Após retratar o fim do mundo em pleno carnaval, o surpreendente e demolidor desfile continua como uma espécie de ressurreição demoníaca comandada pela figura mitológica de Clementius. Ele representa a própria história do Brasil, que se repete de forma caótica e cíclica. Com suas guerras, fome, escravidão e presidentes demagogos – como Collor, que tinha acabado de se eleger e já estava impopular e seria impichado no fim de 1991, mesmo ano do desfile.
O desfile impactante da São Clemente não rendeu, em termos de soma de notas de jurados, bom resultado. A escola ficou em 13º lugar, atrás da toda poderosa Mangueira, que também nesse ano não foi bem avaliada pelos jurados. A escola de Botafogo foi rebaixada para o acesso. Mas, apesar do rebaixamento, esse enredo da São Clemente foi muito bem avaliado pela crítica especializada e pelos três jurados de enredo (na regra da época, cada quesito tinha três jurados,  que deram dez para a proposta de narrativa da escola.

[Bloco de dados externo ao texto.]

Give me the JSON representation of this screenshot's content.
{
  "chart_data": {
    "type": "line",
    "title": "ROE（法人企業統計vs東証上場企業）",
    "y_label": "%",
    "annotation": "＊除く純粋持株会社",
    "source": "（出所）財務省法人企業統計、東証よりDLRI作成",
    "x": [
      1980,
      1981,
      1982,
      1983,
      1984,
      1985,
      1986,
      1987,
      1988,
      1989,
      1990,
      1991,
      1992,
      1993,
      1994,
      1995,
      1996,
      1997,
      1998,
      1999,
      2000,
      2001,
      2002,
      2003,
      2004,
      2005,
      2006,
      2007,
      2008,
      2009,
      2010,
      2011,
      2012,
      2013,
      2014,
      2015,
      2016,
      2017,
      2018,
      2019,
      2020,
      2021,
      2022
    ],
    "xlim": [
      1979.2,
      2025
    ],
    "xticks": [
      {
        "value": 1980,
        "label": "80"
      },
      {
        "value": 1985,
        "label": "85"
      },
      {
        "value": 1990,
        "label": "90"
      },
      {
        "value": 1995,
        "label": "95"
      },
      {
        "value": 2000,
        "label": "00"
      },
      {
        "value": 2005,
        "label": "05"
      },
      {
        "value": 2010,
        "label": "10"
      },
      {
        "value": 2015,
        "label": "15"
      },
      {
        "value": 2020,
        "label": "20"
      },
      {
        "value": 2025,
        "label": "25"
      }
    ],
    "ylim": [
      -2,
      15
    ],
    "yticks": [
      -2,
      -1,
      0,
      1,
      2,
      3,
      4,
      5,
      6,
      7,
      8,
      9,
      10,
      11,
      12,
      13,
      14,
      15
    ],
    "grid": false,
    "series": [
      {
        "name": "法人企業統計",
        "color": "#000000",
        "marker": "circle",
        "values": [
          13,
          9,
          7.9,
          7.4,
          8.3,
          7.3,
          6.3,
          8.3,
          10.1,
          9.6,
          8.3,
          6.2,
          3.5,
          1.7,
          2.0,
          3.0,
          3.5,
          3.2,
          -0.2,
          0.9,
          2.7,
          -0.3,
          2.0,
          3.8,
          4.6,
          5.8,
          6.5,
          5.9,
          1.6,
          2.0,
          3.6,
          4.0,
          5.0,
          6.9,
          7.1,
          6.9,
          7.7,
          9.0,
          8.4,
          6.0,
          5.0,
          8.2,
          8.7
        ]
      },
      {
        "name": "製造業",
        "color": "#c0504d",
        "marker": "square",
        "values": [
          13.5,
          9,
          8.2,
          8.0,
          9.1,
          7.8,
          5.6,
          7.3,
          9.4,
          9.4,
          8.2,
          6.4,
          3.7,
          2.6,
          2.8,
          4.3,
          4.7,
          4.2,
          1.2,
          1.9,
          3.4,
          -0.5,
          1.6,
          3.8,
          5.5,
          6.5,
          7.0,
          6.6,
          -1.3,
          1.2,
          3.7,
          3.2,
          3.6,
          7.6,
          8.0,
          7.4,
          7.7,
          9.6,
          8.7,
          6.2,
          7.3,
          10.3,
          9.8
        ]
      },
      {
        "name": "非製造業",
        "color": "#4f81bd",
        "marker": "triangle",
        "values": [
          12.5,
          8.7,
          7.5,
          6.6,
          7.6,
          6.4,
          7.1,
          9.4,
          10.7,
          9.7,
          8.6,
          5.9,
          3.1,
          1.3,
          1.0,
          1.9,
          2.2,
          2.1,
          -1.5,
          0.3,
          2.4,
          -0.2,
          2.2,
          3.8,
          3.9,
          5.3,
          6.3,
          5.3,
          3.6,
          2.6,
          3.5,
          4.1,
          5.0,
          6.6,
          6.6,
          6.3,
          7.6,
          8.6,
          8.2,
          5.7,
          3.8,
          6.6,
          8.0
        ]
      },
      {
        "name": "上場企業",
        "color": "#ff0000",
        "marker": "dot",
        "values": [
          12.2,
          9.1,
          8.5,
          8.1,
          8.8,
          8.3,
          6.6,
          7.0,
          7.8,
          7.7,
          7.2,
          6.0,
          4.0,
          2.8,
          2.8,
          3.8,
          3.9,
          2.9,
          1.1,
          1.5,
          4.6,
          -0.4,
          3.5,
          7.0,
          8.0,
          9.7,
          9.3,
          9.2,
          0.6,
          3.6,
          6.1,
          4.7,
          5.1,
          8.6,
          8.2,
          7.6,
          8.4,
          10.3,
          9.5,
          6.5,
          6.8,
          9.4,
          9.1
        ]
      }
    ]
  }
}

A comentarista e carnavalesca Maria Augusta, na época, na extinta Rede Manchete, ficou maravilhada com o desfile e com o recurso inovador usado pelos carnavalescos: levarem, pela primeira vez na história da Sapucaí, duas comissões de frente e dois abre alas iguais, abrindo e fechando a passarela. Normalmente, há apenas uma comissão de frente e um abre alas, que têm a função de abrir o desfile. A grande inovação vem exatamente daí, na repetição dos segmentos, no início e no fim da escola na pista, representando a ideia de repetição da história. Tanto a comissão de frente como o abre-alas tinham satã como figura representativa do caos que imperava eternamente na história do Brasil.
“Já Vi Este Filme” é daqueles desfiles que, embora não tenha levado a escola ao êxito do título, fica eternizado em nossos corações e mentes por dizer muito sobre nossa história até hoje. Pensando na narrativa desse enredo e, olhando para nossa realidade atual, chego à conclusão que a profecia da São Clemente chegou mais cedo do que 2991.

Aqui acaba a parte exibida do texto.